In addition, the application also researches the release of the prodrug by adopting fluorescence spectroscopy to verify H2O2The boronic ester moiety in the prodrug can be activated and thus release the coumarin fluorophore. First, the prodrug pair H was examined2O2Time responsiveness of (C), as shown in FIG. 1C, when not activated (H)2O2Concentration 0mM), the prodrug showed weak fluorescence centered at 460nm, in PBS buffer via H2O2The fluorescence after the treatment is rapidly and smoothly recovered, the maximum wavelength is slightly red-shifted, and the fluorescence intensity at the position of lambda max being 465nm is obviously enhanced.
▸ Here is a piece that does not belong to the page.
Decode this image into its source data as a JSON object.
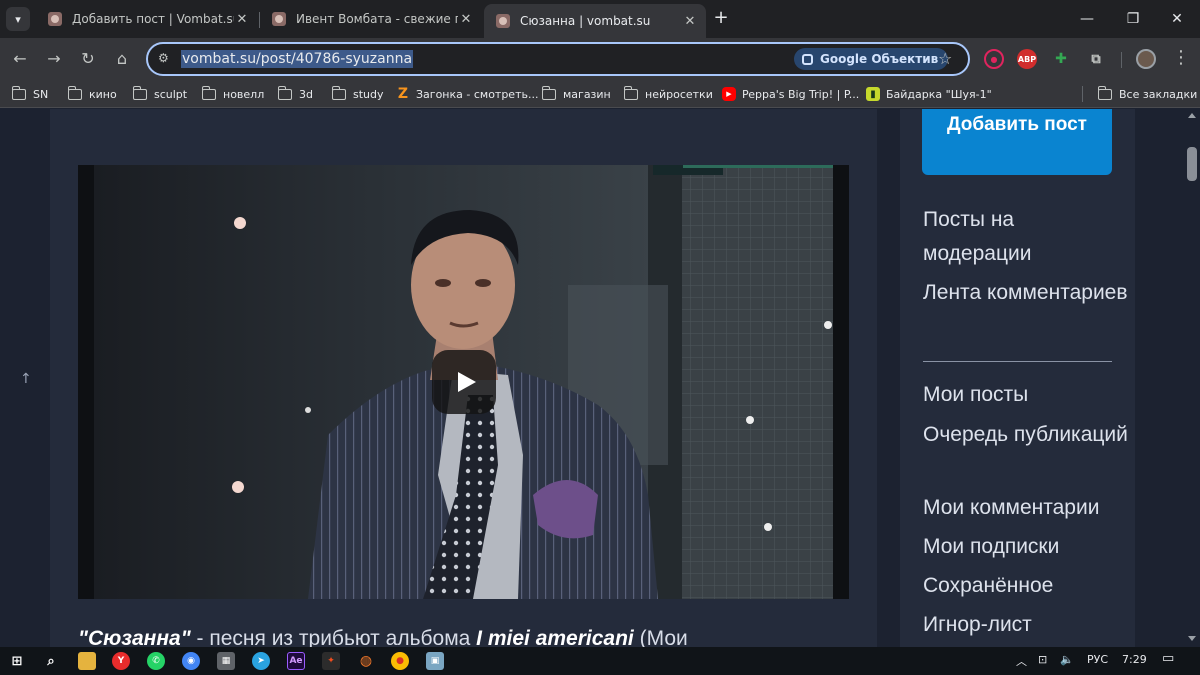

The fluorescence intensity at λ max of 465nm is also determined by the time gradientGradually enhanced and released fluorescence and original drug with time dependence, indicating that the prodrug has H2O2Has good responsiveness. Subsequently, H was investigated2O2Effect of concentration on prodrug release behavior, as shown in FIG. 1D, with H2O2The concentration increased and the fluorescence intensity at λ max 465nm increased progressively, indicating that the boronic ester moiety of the prodrug is susceptible to being substituted by H2O2Activating to release coumarin fluorescence and original medicine in a concentration-dependent mode.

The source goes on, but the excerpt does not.